There is no single approach and each solution is developed to better fit the unique context of each country. The activities are highly differentiated according to the different contexts of the countries but we can categorize them as follows:

  • More effective application of the Global Fund’s co-financing policy;
  • Capacity building and advocacy to enable local actors, e.g. the Ministry of Health,  Disease Control Programs, civil society, parliamentarians, etc. to better intervene in their own capacities and areas for more investment in health; more effective mobilization, allocation and use of domestic resources;
  • Facilitating national multisectoral dialogues on health financing;
  • Establishment and management of partnerships and innovative mechanisms for national financing of health (e.g. with the African Union, the World Bank, the French Development Agency, etc.).

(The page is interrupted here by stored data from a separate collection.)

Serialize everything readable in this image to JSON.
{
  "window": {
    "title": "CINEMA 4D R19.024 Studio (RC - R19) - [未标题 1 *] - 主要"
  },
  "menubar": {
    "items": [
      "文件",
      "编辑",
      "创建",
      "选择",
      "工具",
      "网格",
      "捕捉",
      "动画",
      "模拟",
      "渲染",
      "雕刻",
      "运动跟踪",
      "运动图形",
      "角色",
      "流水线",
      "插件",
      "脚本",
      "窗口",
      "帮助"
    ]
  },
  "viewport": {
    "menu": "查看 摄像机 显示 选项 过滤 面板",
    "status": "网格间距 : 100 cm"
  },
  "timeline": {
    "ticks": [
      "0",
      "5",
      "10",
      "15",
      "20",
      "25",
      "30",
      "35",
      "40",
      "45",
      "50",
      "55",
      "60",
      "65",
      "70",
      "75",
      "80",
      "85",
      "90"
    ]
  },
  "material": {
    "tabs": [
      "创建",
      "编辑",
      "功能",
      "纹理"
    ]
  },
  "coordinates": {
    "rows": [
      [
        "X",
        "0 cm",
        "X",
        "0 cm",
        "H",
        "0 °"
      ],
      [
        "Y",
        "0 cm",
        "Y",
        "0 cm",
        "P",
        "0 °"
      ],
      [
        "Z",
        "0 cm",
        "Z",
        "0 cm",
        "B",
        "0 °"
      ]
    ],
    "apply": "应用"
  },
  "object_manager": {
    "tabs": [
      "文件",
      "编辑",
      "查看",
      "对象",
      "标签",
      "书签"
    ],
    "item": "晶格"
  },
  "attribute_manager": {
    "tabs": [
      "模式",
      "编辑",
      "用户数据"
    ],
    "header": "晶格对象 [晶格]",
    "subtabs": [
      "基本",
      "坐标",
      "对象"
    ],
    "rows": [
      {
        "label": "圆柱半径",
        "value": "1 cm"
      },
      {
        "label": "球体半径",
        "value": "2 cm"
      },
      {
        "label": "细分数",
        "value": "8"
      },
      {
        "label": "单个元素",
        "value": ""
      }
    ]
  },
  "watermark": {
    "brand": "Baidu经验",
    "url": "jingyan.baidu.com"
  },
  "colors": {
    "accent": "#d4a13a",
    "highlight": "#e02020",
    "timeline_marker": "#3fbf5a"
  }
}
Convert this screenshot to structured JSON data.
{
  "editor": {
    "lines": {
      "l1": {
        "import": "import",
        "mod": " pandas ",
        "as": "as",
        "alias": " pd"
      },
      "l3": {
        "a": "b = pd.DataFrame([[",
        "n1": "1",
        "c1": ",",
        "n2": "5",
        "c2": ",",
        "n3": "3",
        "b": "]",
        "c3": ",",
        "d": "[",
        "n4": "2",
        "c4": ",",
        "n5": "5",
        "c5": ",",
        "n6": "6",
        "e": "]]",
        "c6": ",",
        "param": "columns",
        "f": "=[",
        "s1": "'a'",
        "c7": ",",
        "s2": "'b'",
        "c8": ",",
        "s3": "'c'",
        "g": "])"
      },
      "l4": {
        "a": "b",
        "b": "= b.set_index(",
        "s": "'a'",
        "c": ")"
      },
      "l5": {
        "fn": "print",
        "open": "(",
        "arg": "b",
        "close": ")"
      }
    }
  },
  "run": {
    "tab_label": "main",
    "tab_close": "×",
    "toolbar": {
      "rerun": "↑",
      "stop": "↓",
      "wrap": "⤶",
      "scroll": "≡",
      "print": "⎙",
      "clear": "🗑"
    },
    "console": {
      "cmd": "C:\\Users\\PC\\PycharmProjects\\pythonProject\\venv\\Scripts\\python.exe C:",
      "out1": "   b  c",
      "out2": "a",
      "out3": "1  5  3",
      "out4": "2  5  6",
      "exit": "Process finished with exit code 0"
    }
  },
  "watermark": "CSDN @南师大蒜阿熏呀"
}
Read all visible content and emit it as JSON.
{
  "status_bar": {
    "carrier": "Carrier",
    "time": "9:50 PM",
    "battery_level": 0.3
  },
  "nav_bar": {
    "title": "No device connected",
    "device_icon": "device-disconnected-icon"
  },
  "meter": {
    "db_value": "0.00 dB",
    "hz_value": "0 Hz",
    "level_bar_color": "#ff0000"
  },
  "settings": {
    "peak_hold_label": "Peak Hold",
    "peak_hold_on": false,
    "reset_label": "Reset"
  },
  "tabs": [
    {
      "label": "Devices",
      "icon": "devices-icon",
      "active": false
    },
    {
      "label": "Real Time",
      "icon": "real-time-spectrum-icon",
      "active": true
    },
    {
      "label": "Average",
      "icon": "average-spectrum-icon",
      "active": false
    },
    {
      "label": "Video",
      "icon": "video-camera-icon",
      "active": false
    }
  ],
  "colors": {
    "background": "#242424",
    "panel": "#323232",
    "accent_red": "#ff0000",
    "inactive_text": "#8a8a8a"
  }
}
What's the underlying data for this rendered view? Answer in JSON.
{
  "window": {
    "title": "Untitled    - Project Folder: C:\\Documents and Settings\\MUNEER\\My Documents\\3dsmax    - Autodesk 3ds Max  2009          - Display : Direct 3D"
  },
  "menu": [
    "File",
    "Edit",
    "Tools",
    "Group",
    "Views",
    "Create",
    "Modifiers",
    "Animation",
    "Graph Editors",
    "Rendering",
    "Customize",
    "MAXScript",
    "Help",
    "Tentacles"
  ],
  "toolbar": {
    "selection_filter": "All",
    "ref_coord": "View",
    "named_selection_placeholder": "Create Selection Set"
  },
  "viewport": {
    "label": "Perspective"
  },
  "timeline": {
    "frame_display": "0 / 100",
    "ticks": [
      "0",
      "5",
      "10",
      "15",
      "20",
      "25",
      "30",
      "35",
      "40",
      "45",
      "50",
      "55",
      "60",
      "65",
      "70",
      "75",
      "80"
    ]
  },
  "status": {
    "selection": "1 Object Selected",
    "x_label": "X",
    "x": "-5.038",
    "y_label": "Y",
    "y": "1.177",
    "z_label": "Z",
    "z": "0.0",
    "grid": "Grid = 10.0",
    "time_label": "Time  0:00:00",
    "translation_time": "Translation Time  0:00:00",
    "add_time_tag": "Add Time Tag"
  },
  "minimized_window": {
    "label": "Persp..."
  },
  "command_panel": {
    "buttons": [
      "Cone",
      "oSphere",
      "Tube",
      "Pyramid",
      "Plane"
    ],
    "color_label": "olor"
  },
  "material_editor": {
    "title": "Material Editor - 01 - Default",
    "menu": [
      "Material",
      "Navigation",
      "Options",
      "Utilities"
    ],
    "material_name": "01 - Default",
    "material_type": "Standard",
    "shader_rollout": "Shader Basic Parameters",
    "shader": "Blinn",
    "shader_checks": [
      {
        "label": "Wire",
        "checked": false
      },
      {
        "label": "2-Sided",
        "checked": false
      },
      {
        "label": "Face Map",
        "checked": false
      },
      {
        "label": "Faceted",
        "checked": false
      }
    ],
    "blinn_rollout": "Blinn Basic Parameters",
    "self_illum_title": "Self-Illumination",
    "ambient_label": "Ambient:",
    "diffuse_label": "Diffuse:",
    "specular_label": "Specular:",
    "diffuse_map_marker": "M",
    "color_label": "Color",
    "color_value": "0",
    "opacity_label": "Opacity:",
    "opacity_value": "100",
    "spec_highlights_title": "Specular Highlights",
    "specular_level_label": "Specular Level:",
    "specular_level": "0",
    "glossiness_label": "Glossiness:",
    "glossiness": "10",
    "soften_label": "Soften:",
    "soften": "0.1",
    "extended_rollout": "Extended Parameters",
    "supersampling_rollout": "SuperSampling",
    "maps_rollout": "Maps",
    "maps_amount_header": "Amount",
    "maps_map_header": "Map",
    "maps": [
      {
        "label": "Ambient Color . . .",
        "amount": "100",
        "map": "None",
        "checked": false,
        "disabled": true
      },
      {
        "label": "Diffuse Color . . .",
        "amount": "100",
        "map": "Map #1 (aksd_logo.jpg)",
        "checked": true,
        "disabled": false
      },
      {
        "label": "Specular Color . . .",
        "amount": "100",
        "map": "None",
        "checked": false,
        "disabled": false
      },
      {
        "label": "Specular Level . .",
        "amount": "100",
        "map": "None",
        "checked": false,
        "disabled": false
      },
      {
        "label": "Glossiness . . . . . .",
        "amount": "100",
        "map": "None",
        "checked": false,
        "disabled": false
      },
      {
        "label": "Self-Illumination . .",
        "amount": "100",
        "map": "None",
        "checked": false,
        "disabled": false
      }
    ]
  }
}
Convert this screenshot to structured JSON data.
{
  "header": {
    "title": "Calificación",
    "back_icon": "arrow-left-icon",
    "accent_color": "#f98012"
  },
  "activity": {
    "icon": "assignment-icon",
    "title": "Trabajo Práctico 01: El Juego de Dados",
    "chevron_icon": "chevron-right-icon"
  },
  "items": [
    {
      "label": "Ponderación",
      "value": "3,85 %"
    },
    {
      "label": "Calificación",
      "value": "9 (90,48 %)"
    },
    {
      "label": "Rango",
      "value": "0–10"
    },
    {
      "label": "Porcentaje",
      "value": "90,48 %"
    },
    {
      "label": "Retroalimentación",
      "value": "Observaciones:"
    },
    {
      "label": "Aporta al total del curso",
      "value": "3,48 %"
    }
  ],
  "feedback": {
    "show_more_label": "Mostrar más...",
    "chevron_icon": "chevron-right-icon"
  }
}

GFO: What are the issues and the responsibility today for the Global Fund with this $14 billion?

DS: The result of the Replenishment is a massive vote of confidence in the Global Fund as a whole, from how we allocate resources and negotiate the grant, to how we manage our finances, relationships with partners, risks, IT, personnel, governance, etc. – in short, all our activities.

Now it’s up to us to seize the opportunity we’ve created. We have more resources than ever. We must demonstrate that we can achieve even greater impact, save many more lives, catalyze even more domestic resources, and achieve radical change towards the end of the epidemics and the achievement of SDG3.

The result of the Replenishment represents an extraordinarily exciting opportunity, but also a huge responsibility. We owe it to those who made the pledges and the millions of taxpayers behind them to do it right. We owe it even more to those who live with HIV, TB and malaria, or who are vulnerable to HIV.